Checking Accounts Can Help Teens Keep Track Of Money
As a teenager, it’s probably time to open a checking account once you have more than a few dollars to keep track of.
That’s because putting money into an account can help you monitor your spending and teach you some valuable financial lessons, including:
- How to regularly track your spending.
- How to make deposits.
- How to budget your money.
- And how to use a debit card for purchases and withdrawals.
Having banking experience will come in handy as you start making more money and even when it comes to the time you might need to get a loan.

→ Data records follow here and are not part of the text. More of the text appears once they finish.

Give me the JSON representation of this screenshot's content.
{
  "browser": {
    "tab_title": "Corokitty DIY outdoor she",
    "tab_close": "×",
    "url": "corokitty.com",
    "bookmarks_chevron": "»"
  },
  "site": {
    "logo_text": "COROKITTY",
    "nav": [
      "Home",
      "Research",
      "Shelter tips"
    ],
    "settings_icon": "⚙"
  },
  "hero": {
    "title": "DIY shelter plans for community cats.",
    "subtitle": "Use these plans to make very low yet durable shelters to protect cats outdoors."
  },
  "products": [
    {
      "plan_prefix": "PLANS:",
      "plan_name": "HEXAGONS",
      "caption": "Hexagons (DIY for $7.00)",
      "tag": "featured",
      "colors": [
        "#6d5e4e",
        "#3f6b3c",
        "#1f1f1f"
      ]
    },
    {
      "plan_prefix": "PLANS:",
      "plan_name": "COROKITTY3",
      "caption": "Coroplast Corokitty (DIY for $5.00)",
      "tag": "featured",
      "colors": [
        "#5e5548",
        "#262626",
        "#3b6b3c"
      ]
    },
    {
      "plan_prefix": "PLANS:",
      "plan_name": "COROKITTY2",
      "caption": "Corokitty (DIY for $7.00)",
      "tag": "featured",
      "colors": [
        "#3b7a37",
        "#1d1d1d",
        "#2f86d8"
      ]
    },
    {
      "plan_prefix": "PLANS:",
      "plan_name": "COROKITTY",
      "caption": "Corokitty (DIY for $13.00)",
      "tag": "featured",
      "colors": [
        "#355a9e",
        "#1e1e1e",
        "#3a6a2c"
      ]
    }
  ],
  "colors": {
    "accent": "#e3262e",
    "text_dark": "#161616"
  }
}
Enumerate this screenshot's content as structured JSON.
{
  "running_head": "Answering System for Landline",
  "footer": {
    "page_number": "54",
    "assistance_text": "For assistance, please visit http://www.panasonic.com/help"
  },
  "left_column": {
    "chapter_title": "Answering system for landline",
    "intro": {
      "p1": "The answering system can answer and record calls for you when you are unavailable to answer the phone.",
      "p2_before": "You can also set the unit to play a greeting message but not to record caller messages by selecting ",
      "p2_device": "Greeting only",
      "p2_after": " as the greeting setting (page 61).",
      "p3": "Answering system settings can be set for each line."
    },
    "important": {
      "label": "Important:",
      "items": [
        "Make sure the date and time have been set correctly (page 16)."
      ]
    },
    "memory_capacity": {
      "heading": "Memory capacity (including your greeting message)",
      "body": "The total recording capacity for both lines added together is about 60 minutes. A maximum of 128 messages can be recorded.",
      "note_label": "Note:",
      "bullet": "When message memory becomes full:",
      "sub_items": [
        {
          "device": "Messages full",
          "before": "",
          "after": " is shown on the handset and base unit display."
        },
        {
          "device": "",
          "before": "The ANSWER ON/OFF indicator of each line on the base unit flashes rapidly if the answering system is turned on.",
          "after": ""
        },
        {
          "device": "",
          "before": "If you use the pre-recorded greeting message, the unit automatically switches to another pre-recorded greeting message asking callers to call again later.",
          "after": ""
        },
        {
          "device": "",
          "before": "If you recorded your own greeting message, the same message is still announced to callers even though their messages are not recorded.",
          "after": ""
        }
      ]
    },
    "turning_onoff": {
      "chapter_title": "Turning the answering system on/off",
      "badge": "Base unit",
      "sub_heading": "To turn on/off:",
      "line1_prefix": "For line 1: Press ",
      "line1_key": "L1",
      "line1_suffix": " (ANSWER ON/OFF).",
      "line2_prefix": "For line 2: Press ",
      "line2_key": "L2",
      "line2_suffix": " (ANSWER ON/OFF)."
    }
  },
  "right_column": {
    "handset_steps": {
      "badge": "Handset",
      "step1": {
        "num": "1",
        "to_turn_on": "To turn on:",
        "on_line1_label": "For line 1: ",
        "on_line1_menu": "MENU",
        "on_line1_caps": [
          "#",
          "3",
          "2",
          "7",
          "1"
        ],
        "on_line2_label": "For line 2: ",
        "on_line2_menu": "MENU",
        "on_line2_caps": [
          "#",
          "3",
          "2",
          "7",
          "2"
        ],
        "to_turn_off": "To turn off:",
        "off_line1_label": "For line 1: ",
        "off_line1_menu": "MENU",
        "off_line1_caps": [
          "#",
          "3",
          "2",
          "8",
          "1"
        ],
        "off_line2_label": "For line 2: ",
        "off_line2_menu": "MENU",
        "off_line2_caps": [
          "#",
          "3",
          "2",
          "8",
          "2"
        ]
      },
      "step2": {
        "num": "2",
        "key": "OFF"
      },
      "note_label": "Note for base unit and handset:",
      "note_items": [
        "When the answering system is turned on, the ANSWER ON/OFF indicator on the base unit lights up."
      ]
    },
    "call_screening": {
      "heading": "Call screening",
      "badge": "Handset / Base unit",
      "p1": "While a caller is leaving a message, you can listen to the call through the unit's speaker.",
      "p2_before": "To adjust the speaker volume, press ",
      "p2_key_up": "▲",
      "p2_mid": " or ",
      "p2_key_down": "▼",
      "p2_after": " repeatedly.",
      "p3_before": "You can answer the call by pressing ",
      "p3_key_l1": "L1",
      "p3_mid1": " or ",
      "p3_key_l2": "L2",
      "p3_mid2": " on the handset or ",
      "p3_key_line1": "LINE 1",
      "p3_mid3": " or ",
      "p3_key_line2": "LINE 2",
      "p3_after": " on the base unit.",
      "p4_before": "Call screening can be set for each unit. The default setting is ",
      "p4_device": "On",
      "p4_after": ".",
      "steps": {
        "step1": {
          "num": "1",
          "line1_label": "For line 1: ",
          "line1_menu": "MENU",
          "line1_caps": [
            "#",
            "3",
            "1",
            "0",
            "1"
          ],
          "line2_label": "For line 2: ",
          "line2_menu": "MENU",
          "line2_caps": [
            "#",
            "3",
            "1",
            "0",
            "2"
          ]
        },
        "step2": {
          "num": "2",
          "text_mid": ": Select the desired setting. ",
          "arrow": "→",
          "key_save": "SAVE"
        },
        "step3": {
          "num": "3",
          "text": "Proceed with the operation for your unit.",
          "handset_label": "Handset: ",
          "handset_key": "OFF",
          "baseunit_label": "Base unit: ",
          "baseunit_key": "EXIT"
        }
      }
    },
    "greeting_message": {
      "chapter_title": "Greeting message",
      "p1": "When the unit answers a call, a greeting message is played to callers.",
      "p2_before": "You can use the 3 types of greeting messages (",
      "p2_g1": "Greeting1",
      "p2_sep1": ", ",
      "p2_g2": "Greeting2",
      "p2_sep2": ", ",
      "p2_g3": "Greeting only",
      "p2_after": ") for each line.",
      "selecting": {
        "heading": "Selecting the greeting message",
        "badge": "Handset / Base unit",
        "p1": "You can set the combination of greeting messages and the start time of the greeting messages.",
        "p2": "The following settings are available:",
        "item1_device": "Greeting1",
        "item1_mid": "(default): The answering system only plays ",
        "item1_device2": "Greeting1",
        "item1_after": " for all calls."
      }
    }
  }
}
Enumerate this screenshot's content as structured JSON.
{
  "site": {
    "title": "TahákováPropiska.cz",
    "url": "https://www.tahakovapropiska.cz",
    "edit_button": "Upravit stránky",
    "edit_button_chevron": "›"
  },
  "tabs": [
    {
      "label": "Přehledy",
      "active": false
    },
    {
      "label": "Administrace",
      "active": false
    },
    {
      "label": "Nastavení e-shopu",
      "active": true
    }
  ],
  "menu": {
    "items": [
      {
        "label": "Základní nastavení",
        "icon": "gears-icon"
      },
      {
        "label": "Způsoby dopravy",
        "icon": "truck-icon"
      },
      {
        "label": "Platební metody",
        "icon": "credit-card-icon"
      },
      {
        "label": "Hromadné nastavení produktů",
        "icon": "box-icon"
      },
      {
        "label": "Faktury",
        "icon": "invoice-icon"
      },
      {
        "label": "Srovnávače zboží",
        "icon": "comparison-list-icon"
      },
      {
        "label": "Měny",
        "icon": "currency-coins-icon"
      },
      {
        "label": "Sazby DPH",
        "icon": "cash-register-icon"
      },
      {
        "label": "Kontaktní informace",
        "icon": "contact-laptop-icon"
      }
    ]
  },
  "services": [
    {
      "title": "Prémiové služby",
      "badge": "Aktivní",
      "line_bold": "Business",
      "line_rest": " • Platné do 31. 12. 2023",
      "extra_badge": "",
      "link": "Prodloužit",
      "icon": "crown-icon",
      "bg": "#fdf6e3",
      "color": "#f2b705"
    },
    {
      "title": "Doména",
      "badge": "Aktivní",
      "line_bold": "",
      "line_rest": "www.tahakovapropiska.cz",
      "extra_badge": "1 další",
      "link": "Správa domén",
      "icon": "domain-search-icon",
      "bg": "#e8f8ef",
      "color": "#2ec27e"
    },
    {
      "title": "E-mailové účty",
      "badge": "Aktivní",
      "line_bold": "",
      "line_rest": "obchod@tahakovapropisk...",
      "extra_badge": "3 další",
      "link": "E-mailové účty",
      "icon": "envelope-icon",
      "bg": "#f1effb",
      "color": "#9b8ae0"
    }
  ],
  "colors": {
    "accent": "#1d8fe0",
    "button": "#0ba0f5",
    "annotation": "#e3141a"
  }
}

Monitoring your spending and budgeting are important first steps. To avoid falling into debt you’ll want to make sure you always have more money in your account than you are spending. You’ll be able to monitor your account balance 24/7 with your smartphone or computer by using online banking. You can also keep track of your spending and income by using a spreadsheet or a budgeting app, if you prefer. And once a month you’ll get an updated account statement you can view online.
When you use a debit card it’s like spending cash because the money comes directly from your account in real time. Checking your account frequently will let you know where you’ve been spending money and how much you still have. With online and mobile banking you can even set alerts to notify you when your account balance falls below a certain amount – meaning it’s either time to stop spending or to deposit more money.
You can also deposit checks by using your smartphone. It’s as simple as taking a couple of photos and following simple instructions in your mobile banking app.
If you find that you regularly have more money than you spend, you might want to open a savings account that will earn you a bit of interest.
Depending on your age, you might need to open your account with the help of a parent or guardian, and that will be a good time to ask about any fees or if there is a minimum balance you need to keep in your account.
Everything you do at this age is likely to be a new experience, but learning how to manage your money today will pay off in the long run.